In de loop der jaren hebben verschillende bands aanspraak gemaakt op de naam Sorcerer. Hij ligt ook wel erg voor de hand natuurlijk. De Sorcerer die we hier te pakken hebben komt uit Zweden. In feite is het een tweemansband, aangevuld met wat uitzendkrachten. De kern van Sorcerer bestaat uit bassist Johnny Hagel (ex-Tiamat, ex-Sundown) en zanger Anders Engberg (220 Volt, ex-Lion’s Share). De eerste incarnatie van Sorcerer richtten de twee al eind jaren tachtig op. Toch is ‘In The Shadow Of The Inverted Cross’ het officiële debuutalbum. Sorcerer stond namelijk bijna twintig jaar op non-actief. Sinds 2010 bestaat de band weer. Tot zover de inleidende beschietingen. Over naar de moraal van dit verhaal: ‘In The Shadow Of The Inverted Cross’ is een prachtplaat. Een episch doom metalmomument in de lijn van de platen die Black Sabbath maakte met Tony Martin als zanger. ‘In The Shadows…’ kun je zo naast ‘The Eternal Idol’, ‘Headless Cross’ en ‘Tyr’ in je platenkast zetten. Oké, muzikaal beschouwd zit er ook een flinke scheut Candlemass in Sorcerer, luister maar naar „Exorcise The Demon” of het titelnummer, maar het is de prachtstem van Engberg die toch wel héél erg aan Tony Martin doet denken. Als twee druppels water. Aangezien we van Tony Martin de laatste jaren bitter weinig vernemen is Anders Engberg van harte welkom. Net als Sorcerer trouwens. Heerlijke plaat!


 

VON HERTZEN BROTHERS

New Day Rising

(Spinefarm/Caroline)
Liselotte Hegt
82

Net als bij Like A Storm zijn het drie broers die hier de muzikale handen ineen hebben geslagen. Von Hertzen Brothers komt uit Finland en maakte eerder al vijf albums. Kie von Hertzen (gitaar en zang), Mikko von Hertzen (zanger gitarist) en Jonne von Hertzen (bas en zang) namen samen met drummer Mikko Kaakkuriniemi en toetsenist Juha Kuoppala deze zesde op in Canada, onder leiding van producer Garth ‘GGGarth’ Richardson en engineer Randy Staub; alleskunners.
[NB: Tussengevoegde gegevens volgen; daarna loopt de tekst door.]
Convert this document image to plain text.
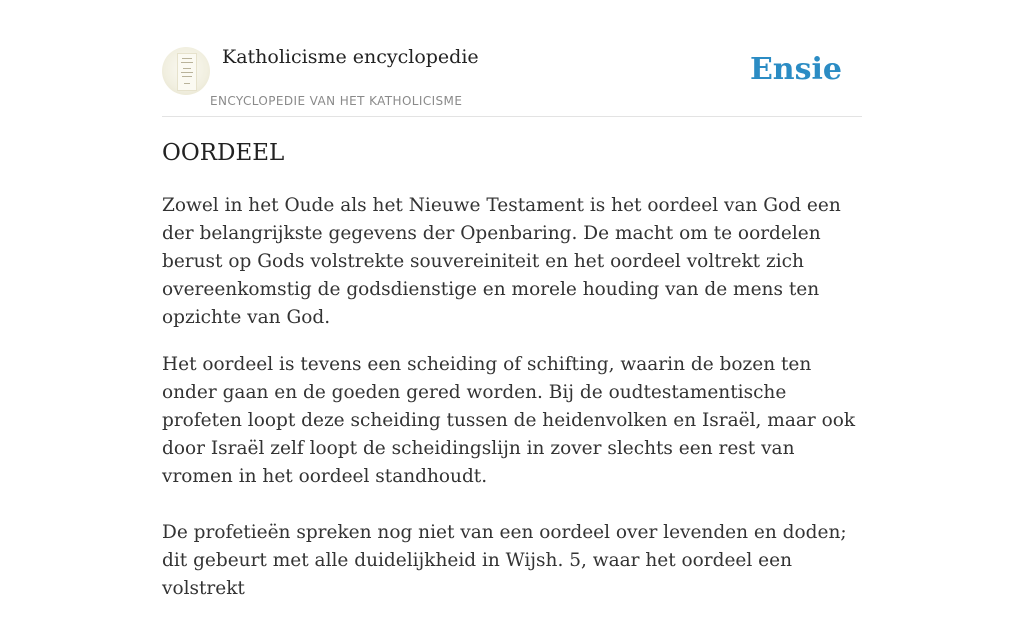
Katholicisme encyclopedie
ENCYCLOPEDIE VAN HET KATHOLICISME
Ensie
OORDEEL

Zowel in het Oude als het Nieuwe Testament is het oordeel van God een der belangrijkste gegevens der Openbaring. De macht om te oordelen berust op Gods volstrekte souvereiniteit en het oordeel voltrekt zich overeenkomstig de godsdienstige en morele houding van de mens ten opzichte van God.

Het oordeel is tevens een scheiding of schifting, waarin de bozen ten onder gaan en de goeden gered worden. Bij de oudtestamentische profeten loopt deze scheiding tussen de heidenvolken en Israël, maar ook door Israël zelf loopt de scheidingslijn in zover slechts een rest van vromen in het oordeel standhoudt.

De profetieën spreken nog niet van een oordeel over levenden en doden; dit gebeurt met alle duidelijkheid in Wijsh. 5, waar het oordeel een volstrekt
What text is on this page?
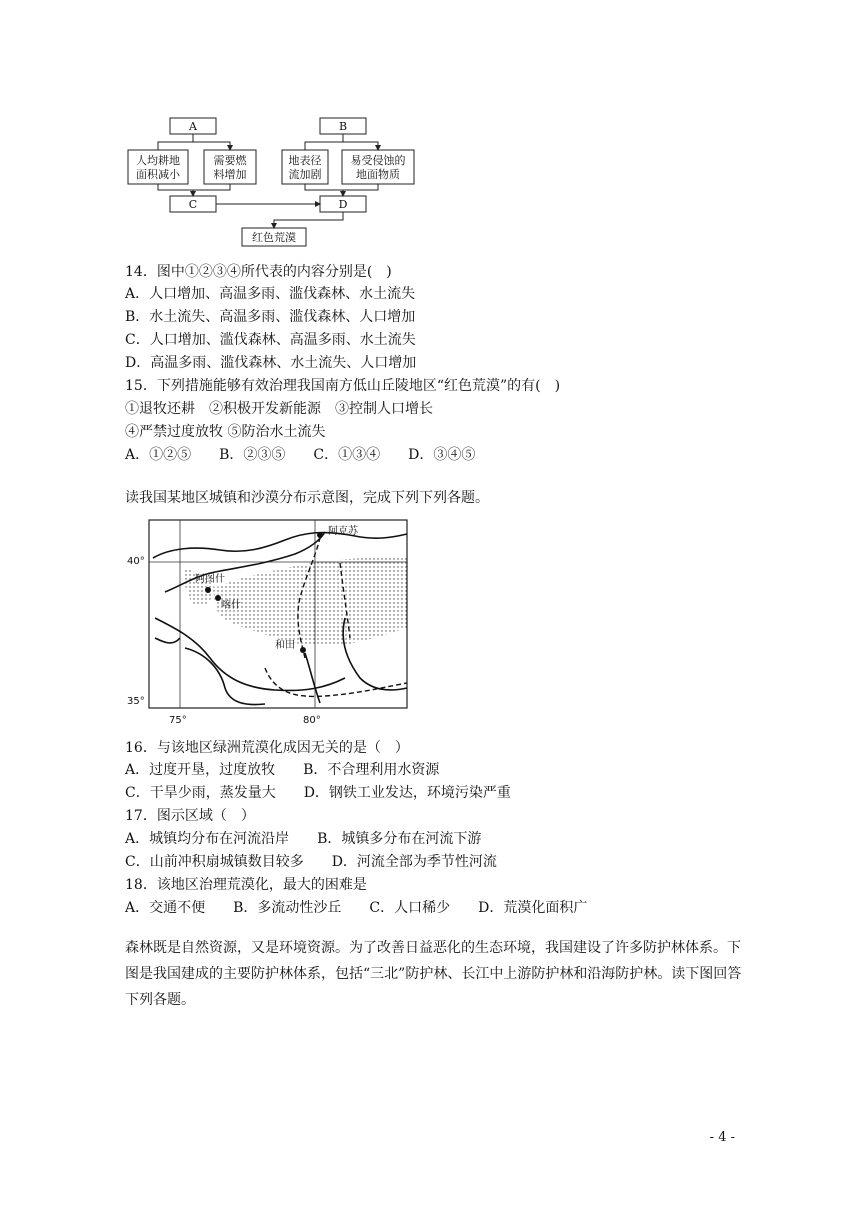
A
人均耕地
面积减小
需要燃
料增加
C
B
地表径
流加剧
易受侵蚀的
地面物质
D
红色荒漠
14．图中①②③④所代表的内容分别是(　)
A．人口增加、高温多雨、滥伐森林、水土流失
B．水土流失、高温多雨、滥伐森林、人口增加
C．人口增加、滥伐森林、高温多雨、水土流失
D．高温多雨、滥伐森林、水土流失、人口增加
15．下列措施能够有效治理我国南方低山丘陵地区“红色荒漠”的有(　)
①退牧还耕　②积极开发新能源　③控制人口增长
④严禁过度放牧 ⑤防治水土流失
A．①②⑤　　B．②③⑤　　C．①③④　　D．③④⑤
读我国某地区城镇和沙漠分布示意图，完成下列下列各题。
阿克苏
阿图什
喀什
和田
40°
35°
75°	80°
16．与该地区绿洲荒漠化成因无关的是（　）
A．过度开垦，过度放牧　　B．不合理利用水资源
C．干旱少雨，蒸发量大　　D．钢铁工业发达，环境污染严重
17．图示区域（　）
A．城镇均分布在河流沿岸　　B．城镇多分布在河流下游
C．山前冲积扇城镇数目较多　　D．河流全部为季节性河流
18．该地区治理荒漠化，最大的困难是
A．交通不便　　B．多流动性沙丘　　C．人口稀少　　D．荒漠化面积广
森林既是自然资源，又是环境资源。为了改善日益恶化的生态环境，我国建设了许多防护林体系。下图是我国建成的主要防护林体系，包括“三北”防护林、长江中上游防护林和沿海防护林。读下图回答下列各题。
- 4 -
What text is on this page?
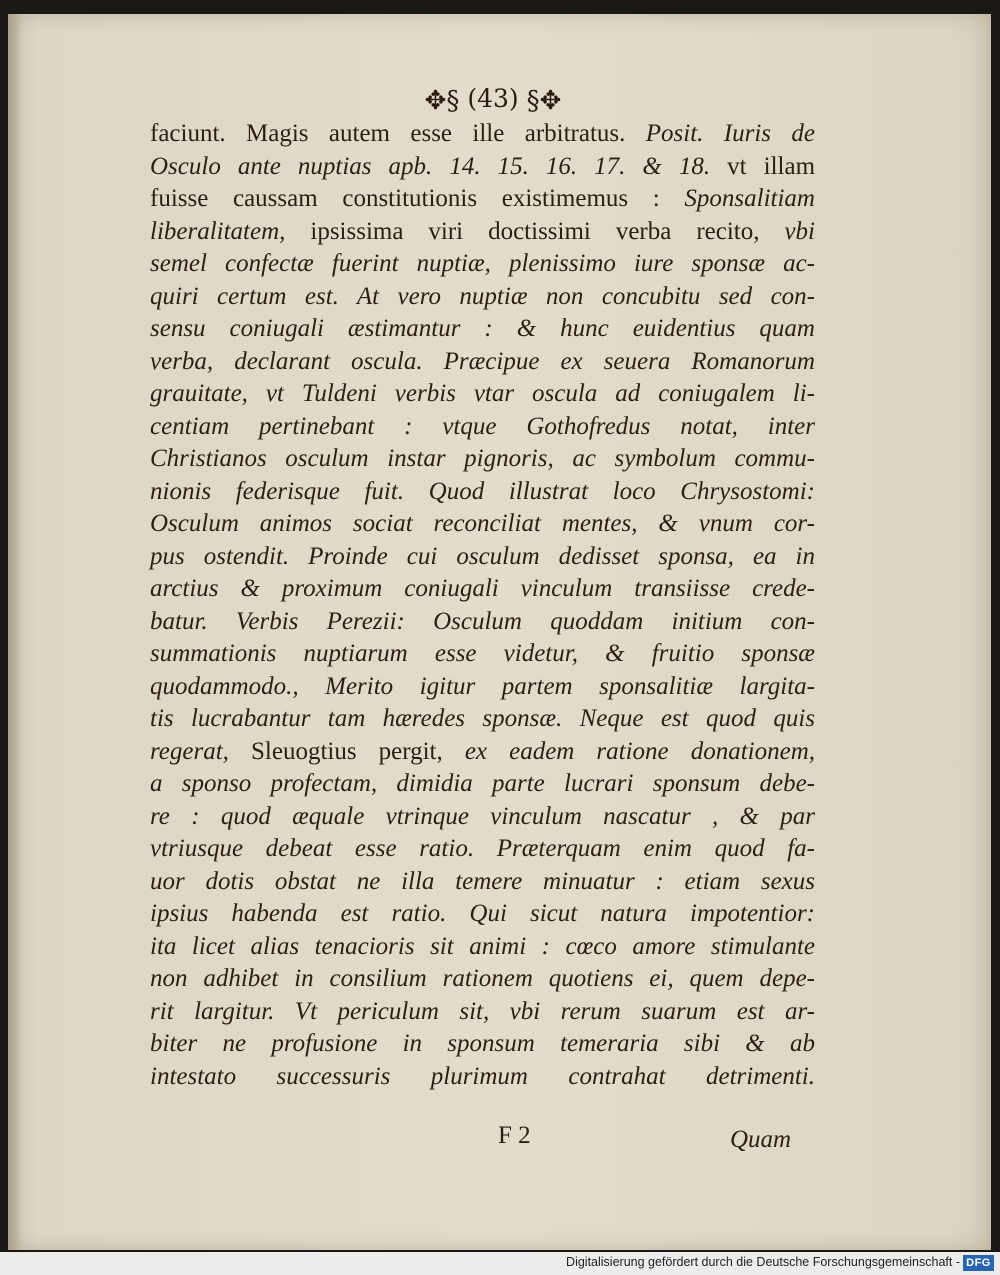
✥§ (43) §✥
faciunt. Magis autem esse ille arbitratus. Posit. Iuris de
Osculo ante nuptias apb. 14. 15. 16. 17. & 18. vt illam
fuisse caussam constitutionis existimemus : Sponsalitiam
liberalitatem, ipsissima viri doctissimi verba recito, vbi
semel confectæ fuerint nuptiæ, plenissimo iure sponsæ ac-
quiri certum est. At vero nuptiæ non concubitu sed con-
sensu coniugali æstimantur : & hunc euidentius quam
verba, declarant oscula. Præcipue ex seuera Romanorum
grauitate, vt Tuldeni verbis vtar oscula ad coniugalem li-
centiam pertinebant : vtque Gothofredus notat, inter
Christianos osculum instar pignoris, ac symbolum commu-
nionis federisque fuit. Quod illustrat loco Chrysostomi:
Osculum animos sociat reconciliat mentes, & vnum cor-
pus ostendit. Proinde cui osculum dedisset sponsa, ea in
arctius & proximum coniugali vinculum transiisse crede-
batur. Verbis Perezii: Osculum quoddam initium con-
summationis nuptiarum esse videtur, & fruitio sponsæ
quodammodo., Merito igitur partem sponsalitiæ largita-
tis lucrabantur tam hæredes sponsæ. Neque est quod quis
regerat, Sleuogtius pergit, ex eadem ratione donationem,
a sponso profectam, dimidia parte lucrari sponsum debe-
re : quod æquale vtrinque vinculum nascatur , & par
vtriusque debeat esse ratio. Prӕterquam enim quod fa-
uor dotis obstat ne illa temere minuatur : etiam sexus
ipsius habenda est ratio. Qui sicut natura impotentior:
ita licet alias tenacioris sit animi : cœco amore stimulante
non adhibet in consilium rationem quotiens ei, quem depe-
rit largitur. Vt periculum sit, vbi rerum suarum est ar-
biter ne profusione in sponsum temeraria sibi & ab
intestato successuris plurimum contrahat detrimenti.
F 2	Quam
Digitalisierung gefördert durch die Deutsche Forschungsgemeinschaft - DFG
De sound is dan ook picobello in orde en Von Hertzen Brothers geeft ermee zijn eigen kleur aan het progressieve rockgenre. Er wordt goed gemusiceerd, de vocalen zijn eigenzinnig, de vibe is positief, de muziek is soms theatraal aangezet, het geheel is dynamisch, energiek, sfeervol en toch ook toegankelijk. Er wordt in een vlotte progstijl geopend met „New Day Rising”. Het navolgende „You Don’t Know My Name” heeft een fantastische drive en een refrein dat blijft rondmalen in je hoofd. Daarna wordt met „Trouble” een slepende maar intense sfeer opgetrokken. Met „Black Rain” wordt een rustige, bijna nonchalante sound neergezet en met het opvolgende „Hold Me Up” doelt de band op een radiohit. „Love Burns” laat een opbouwend en theatraal geluid horen, waarna met „Dreams” weer een zijsprong wordt genomen, dit keer naar een slapstickdeuntje. „Sunday Child” klinkt weer pakkend en sfeervol. Aan het eind van het album wordt de luisteraar getrakteerd op een vette progsound in de vorm van „The Destitute”, waarna de heren met „Hibernating Heart” sfeervol, gevoelig en minimalistisch afsluiten.